加茂物狂

宝生流、金剛流、喜多流でのみ舞われるちょっと珍しい演目です。

都の男が東国に行っている間に行っている間に妻(通婚の設定と思われる)を置いてきたら物狂になっていたと・・・。

物狂いというのは諸説ありますが、本当におかしくなっているのではなくて、経済的事情や通行の自由のために渡り巫女に近い形で各地の神社仏閣で舞を奉納して歩いている状態です。今でいえば、別れた彼女がユーチューバーになっていたくらいの話です。

シテの謡本ではふと思い立って東国見物に3年ほど出かけていて、都が恋しくなって戻ってきたら加茂の祭礼だったというところから話が始まるので、なんだかよくわからないお話なのですが・・・

今回のワキは 我、さる仔細ありて東に下りはや十か年に及びて候と謡っていました。この時のワキの衣装は直垂に長袴を着けて従者としてツレを従えています。国司とかそんな感じで赴任した下級貴族でしょうか。

国司は大変お金儲けになるお仕事ですが、時代によっては東国で頻繁に武士の反乱がおきています。

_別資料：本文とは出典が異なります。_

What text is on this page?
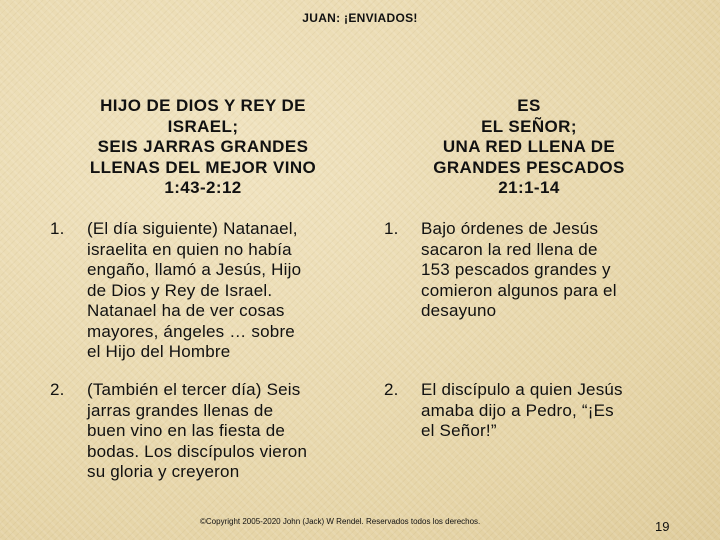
JUAN: ¡ENVIADOS!
HIJO DE DIOS Y REY DE
ISRAEL;
SEIS JARRAS GRANDES
LLENAS DEL MEJOR VINO
1:43-2:12
ES
EL SEÑOR;
UNA RED LLENA DE
GRANDES PESCADOS
21:1-14
1. (El día siguiente) Natanael,
israelita en quien no había
engaño, llamó a Jesús, Hijo
de Dios y Rey de Israel.
Natanael ha de ver cosas
mayores, ángeles … sobre
el Hijo del Hombre
2. (También el tercer día) Seis
jarras grandes llenas de
buen vino en las fiesta de
bodas. Los discípulos vieron
su gloria y creyeron
1. Bajo órdenes de Jesús
sacaron la red llena de
153 pescados grandes y
comieron algunos para el
desayuno
2. El discípulo a quien Jesús
amaba dijo a Pedro, “¡Es
el Señor!”
©Copyright 2005-2020 John (Jack) W Rendel. Reservados todos los derechos.	19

謡の中に”これこそさしも実方の、宮居給ひし装いの”とあります。この藤原実方というのは清少納言と付き合いがあり、その後、藤原行成との三角関係で問題を起こして陸奥の国に左遷される形で赴任させられた人です。この謡曲では左遷で東国の田舎に左遷されて戻ってきたという裏設定が想起させられます。

都に戻ってきた男はシテの謡本ではいきなり加茂の祭礼に出かけるという雑な男なのですが・・・。この日のワキは、女と暮らしていた五条の家に向かいます。そこで妻が神社に詣でると言い残して戻っていないことを知ります。